Department of Pathology, University of Rochester Medical Center, Rochester, NY, USA.
Agendia Inc, Irvine, CA, USA.
Mod Pathol. 2022 Aug;35(8):1075-1082. doi: 10.1038/s41379-022-01019-5. Epub 2022 Feb 19.

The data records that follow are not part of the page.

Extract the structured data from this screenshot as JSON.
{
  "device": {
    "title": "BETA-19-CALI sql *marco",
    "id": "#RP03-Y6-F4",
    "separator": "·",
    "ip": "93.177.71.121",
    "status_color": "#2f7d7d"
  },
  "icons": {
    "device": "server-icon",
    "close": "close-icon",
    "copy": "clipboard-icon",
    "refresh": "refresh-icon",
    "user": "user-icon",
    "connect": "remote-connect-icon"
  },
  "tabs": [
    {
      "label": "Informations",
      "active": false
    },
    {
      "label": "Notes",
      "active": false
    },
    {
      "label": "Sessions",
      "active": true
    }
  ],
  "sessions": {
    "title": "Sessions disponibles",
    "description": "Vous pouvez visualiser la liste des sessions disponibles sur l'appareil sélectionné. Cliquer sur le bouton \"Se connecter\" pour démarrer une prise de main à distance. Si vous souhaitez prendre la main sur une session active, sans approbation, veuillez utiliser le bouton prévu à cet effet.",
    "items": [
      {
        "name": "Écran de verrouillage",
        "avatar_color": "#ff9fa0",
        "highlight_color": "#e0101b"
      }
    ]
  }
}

Recently, clinical trials have demonstrated promising efficacy for novel HER2-targeted therapies in HER2-low breast cancers, raising the prospect of including a HER2-low category (immunohistochemical [IHC] score of 1+, or 2+ with non-amplified in-situ hybridization [ISH]) in the HER2 evaluation of breast cancers. In order to better understand this newly-proposed HER2 category, we investigated the incidence, HER2 staining patterns, clinicopathologic features, and genomic profile of HER2-low breast cancers. HER2-stained slides of 281 consecutive breast cancers were re-reviewed and the clinicopathologic information, MammaPrint, and BluePrint results of these cases were retrospectively analyzed. HER2-low breast cancers were identified in 31% of cases and were more common in estrogen receptor (ER)-positive than ER-negative breast cancers (33.6% vs 15%, p = 0.017). HER2-low cancers were generally clinical stages I-II (79%), ER-positive (93.1%), had homogenous HER2 staining (59.2%), HER2 IHC score of 1+ (87.4%), ductal phenotype (81.6%), histologic grades of 1 or 2 (94.2%) and luminal molecular subtypes (94.3%). Three HER2-low patients received neoadjuvant chemotherapy and none of them achieved pathologic complete response. When compared to HER2-negative (IHC of 0+) and HER2-positive (IHC of 3+ or IHC of 2+ with amplified ISH) cancers, HER2-low breast cancers had significantly lower Ki-67 (p = 0.03 and p < 0.01, respectively) and higher ER positivity (p = 0.01 and p = 0.03, respectively). HER2-low breast cancers were less likely to be basal molecular subtype when compared to HER2-negative cancers (p < 0.01) and were less likely to have a HER2 molecular subtype when compared to HER2-positive cancers (p < 0.01). When adjusted for ER status, there was no significant difference on all the examined variables between HER2-low and HER2-negative groups. Our study provides valuable baseline characteristics of HER2-low breast cancers deriving from consecutive, real-world cases with a consensus confirmation of HER2 status, and would help to increase our understanding of this newly-proposed HER2 category in breast cancers.
最近,临床研究表明新型 HER2 靶向治疗在 HER2 低表达乳腺癌中具有良好的疗效,这使得将 HER2 低表达(免疫组化[IHC]评分为 1+或 2+且原位杂交[ISH]非扩增)纳入乳腺癌的 HER2 评估成为可能。为了更好地理解这一新提出的 HER2 类别,我们研究了 HER2 低表达乳腺癌的发生率、HER2 染色模式、临床病理特征和基因组特征。对 281 例连续乳腺癌的 HER2 染色切片进行了重新评估,并回顾性分析了这些病例的临床病理信息、MammaPrint 和 BluePrint 结果。在 31%的病例中发现了 HER2 低表达乳腺癌,并且在雌激素受体(ER)阳性乳腺癌中比 ER 阴性乳腺癌更常见(33.6%比 15%,p=0.017)。HER2 低表达乳腺癌通常为临床 I 期-II 期(79%)、ER 阳性(93.1%)、HER2 染色均匀(59.2%)、HER2 IHC 评分为 1+(87.4%)、导管表型(81.6%)、组织学分级 1 或 2 级(94.2%)和管腔分子亚型(94.3%)。3 例 HER2 低表达患者接受了新辅助化疗,但均未达到病理完全缓解。与 HER2 阴性(IHC 评分为 0+)和 HER2 阳性(IHC 评分为 3+或 IHC 评分为 2+且扩增 ISH)乳腺癌相比,HER2 低表达乳腺癌的 Ki-67 水平明显较低(p=0.03 和 p<0.01),ER 阳性率较高(p=0.01 和 p<0.01)。与 HER2 阴性乳腺癌相比,HER2 低表达乳腺癌更不可能为基底分子亚型(p<0.01),与 HER2 阳性乳腺癌相比,HER2 低表达乳腺癌更不可能为 HER2 分子亚型(p<0.01)。在调整 ER 状态后,HER2 低表达组和 HER2 阴性组在所有检查变量上均无显著差异。我们的研究提供了来自连续、真实世界病例的 HER2 低表达乳腺癌的有价值的基线特征,这些病例经过了 HER2 状态的共识确认,有助于增加我们对乳腺癌中这一新提出的 HER2 类别的理解。